An enzyme known as Dicer is known to play a key role in RNA interference. Dicer is a ribonuclease that recognizes double-stranded RNA molecules and cuts them into short dsRNAs about 20-25 nucleotides long, usually with a two-base overhang on the 3′ end. The small dsRNA fragments created by Dicer are then assimilated into a large multiprotein complex which guide the dsRNA molecules to destinations in the cell where they bind to their target mRNA sequence and turn off genes. This complex is known as the RNA-induced silencing complex (RISC). RISC has a catalytic component, argonaute, which is an endonuclease capable of degrading messenger RNA (mRNA) if the mRNA has a sequence complementary to that of the siRNA guide strand. Dicer, RISC and the siRNA gene silencing system is therefore a necessary step in many fundamental biological events, including genome rearrangement, stem-cell differentiation, brain development, and viral defense.
Interestingly, it has been determined that the size of the small dsRNAs—the siRNAs—is a determinant of their function. If the dsRNAs are too big or too small, they don't make it into the RISC complexes and so no gene silencing occurs.
Antisense oligomers differ from siRNAs in several ways, most importantly, antisense oligomers are single-stranded.
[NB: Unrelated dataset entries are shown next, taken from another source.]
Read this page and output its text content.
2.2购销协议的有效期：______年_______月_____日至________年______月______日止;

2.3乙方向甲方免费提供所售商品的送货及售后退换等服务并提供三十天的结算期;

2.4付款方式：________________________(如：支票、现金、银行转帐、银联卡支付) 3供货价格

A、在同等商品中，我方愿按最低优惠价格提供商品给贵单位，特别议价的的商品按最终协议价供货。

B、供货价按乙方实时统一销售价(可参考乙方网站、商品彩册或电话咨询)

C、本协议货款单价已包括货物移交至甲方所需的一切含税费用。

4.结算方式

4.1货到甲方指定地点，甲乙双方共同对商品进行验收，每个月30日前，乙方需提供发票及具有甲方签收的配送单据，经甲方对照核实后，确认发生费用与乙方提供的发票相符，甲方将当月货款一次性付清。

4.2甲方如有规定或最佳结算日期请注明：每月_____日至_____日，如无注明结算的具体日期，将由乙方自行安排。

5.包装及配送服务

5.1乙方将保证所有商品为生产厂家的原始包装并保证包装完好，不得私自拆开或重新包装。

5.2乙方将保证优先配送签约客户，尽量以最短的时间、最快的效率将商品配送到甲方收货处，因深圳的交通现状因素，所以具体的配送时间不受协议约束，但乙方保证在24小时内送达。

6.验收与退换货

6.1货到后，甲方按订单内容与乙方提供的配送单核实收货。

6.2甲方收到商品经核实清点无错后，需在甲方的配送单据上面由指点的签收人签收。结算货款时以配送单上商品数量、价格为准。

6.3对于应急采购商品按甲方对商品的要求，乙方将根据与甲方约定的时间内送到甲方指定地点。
They are also synthetic, and typically modified along the phosphate backbone, and often in select positions of the nucleobases.
In the field of antisense therapy, the introduction of chemically modified nucleosides into nucleic acid molecules, particularly into ribonucleic acid molecules (RNA), provides a powerful tool in overcoming potential limitations of in vivo stability and bioavailability inherent to native RNA or DNA molecules that are delivered exogenously. For example, the use of chemically modified nucleic acid molecules can enable a lower dose of a particular nucleic acid molecule for a given therapeutic effect since chemically modified nucleic acid molecules tend to have a longer half-life in serum. Furthermore, certain chemical modifications can improve the bioavailability of nucleic acid molecules by targeting particular cells or tissues and/or improving cellular uptake of the nucleic acid molecule. Therefore, even if the activity of a chemically modified nucleic acid molecule is reduced as compared to a native nucleic acid molecule, for example when compared to an all RNA nucleic acid molecule, the overall activity of the modified nucleic acid molecule can be greater than the native molecule due to improved stability and/or delivery of the molecule.
One useful chemical modification, termed a locked nucleic acid (LNA), introduces a 2′O-4′C-alkylene bridge wherein the alkylene bridge is a C1-6 alkylene bridge, more particularly, a 2′O-4′C-methylene bridge, at one or more RNA or DNA nucleoside moiety. When LNAs are incorporated into antisense RNA or DNA oligomers they have been shown to greatly increase the stability of the antisense RNA or DNA molecule, and thus to greatly increase bioavailability of the antisense RNA or DNA once it is taken up by the host cell. Other useful chemical modifications that can be introduced into the antisense RNA or DNA oligomers to increase stability and bioavailability of the antisense oligomer include phosphorothioate bonds, or phosphotriester bonds, substituted in place of naturally occurring phosphodiester bonds between the individual RNA or DNA nucleotides.